Nigel de Gruchy, general secretary of the National Association of Schoolmasters/Union of Women Teachers, has asked for a meeting with Mr Patten to start work on streamlining the national curriculum and devising acceptable testing and assessment arrangements.

The National Union of Teachers, the biggest teachers' union, is poised to declare a boycott of this June's national English tests for 14-year-olds at its conference in Brighton, at Easter.

Mr de Gruchy warned in a letter to Mr Patten that the national curriculum would 'eventually collapse under its own weight' unless it was slimmed down with new testing and assessment arrangements. 'I believe that the NASUWT could help find the solutions to many of the problems involved,' Mr de Gruchy wrote.

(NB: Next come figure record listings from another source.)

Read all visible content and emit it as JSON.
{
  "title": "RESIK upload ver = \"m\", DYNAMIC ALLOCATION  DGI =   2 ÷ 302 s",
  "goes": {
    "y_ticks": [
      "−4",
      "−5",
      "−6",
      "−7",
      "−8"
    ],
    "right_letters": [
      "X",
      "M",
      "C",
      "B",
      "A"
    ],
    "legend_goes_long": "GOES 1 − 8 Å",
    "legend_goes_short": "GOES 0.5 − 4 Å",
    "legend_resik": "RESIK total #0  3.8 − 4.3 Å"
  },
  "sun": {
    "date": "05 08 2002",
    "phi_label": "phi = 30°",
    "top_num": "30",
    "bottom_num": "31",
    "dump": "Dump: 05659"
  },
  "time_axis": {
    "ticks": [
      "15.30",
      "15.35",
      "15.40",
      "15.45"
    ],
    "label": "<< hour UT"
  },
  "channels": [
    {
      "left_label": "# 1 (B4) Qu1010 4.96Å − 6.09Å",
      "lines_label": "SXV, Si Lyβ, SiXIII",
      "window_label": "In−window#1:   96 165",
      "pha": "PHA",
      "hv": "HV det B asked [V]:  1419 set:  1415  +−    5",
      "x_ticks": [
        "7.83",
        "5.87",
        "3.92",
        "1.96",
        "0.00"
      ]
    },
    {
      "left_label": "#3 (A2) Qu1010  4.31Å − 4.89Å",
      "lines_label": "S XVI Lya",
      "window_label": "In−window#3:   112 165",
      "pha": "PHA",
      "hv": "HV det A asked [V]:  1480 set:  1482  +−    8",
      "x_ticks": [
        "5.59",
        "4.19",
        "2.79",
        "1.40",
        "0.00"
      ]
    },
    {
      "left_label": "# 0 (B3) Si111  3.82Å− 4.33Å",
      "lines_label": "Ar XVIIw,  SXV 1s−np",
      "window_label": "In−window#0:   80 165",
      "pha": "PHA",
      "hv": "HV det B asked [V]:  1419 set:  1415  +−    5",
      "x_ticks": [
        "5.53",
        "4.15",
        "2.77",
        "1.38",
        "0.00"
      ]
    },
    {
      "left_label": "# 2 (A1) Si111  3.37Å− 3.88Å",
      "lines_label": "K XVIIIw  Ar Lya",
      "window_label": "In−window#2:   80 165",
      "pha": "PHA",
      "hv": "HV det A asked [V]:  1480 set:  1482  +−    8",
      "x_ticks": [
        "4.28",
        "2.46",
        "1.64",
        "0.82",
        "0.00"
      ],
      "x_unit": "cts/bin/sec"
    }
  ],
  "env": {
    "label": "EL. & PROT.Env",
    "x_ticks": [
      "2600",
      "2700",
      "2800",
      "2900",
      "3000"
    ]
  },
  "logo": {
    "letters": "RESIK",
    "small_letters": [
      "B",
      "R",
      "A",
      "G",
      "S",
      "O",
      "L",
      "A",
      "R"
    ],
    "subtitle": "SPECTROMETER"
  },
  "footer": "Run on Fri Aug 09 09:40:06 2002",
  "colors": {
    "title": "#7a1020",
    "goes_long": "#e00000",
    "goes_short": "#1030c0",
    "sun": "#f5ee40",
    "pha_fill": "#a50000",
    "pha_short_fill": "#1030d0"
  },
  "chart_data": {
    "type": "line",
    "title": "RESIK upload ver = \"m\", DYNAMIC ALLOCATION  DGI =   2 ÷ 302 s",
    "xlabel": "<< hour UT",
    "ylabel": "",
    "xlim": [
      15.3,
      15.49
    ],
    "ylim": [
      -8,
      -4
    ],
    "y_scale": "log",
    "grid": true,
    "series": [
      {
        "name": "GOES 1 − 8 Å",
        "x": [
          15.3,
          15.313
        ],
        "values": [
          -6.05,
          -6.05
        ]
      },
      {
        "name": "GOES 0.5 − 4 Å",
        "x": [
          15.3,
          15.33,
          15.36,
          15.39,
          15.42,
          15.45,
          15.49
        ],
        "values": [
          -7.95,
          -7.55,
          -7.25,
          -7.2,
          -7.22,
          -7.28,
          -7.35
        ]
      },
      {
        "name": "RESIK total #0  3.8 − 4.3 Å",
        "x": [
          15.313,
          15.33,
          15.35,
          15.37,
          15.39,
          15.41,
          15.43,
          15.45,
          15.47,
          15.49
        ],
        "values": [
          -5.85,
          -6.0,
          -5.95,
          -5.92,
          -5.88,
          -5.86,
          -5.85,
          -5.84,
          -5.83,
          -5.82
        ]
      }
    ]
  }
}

In a further blow to Mr Patten, the newly-formed group of rebel head teachers, the National Co-ordinating Committee on Learning and Assessment, is threatening to support the boycott and set alternative exams.

Mr Patten is relying on heads and school governors to see the tests go ahead. If the tests and assessments are abandoned by teachers the Government would be forced to scrap this year's national school league tables.

Mr Patten is likely to fight back with a review of the national curriculum and tests. He is expected to instruct the newly-appointed chairman-designate of the proposed Schools Curriculum and Assessment Authority, Sir Ron Dearing, to implement a review to streamline the national curriculum, testing and assessment procedures.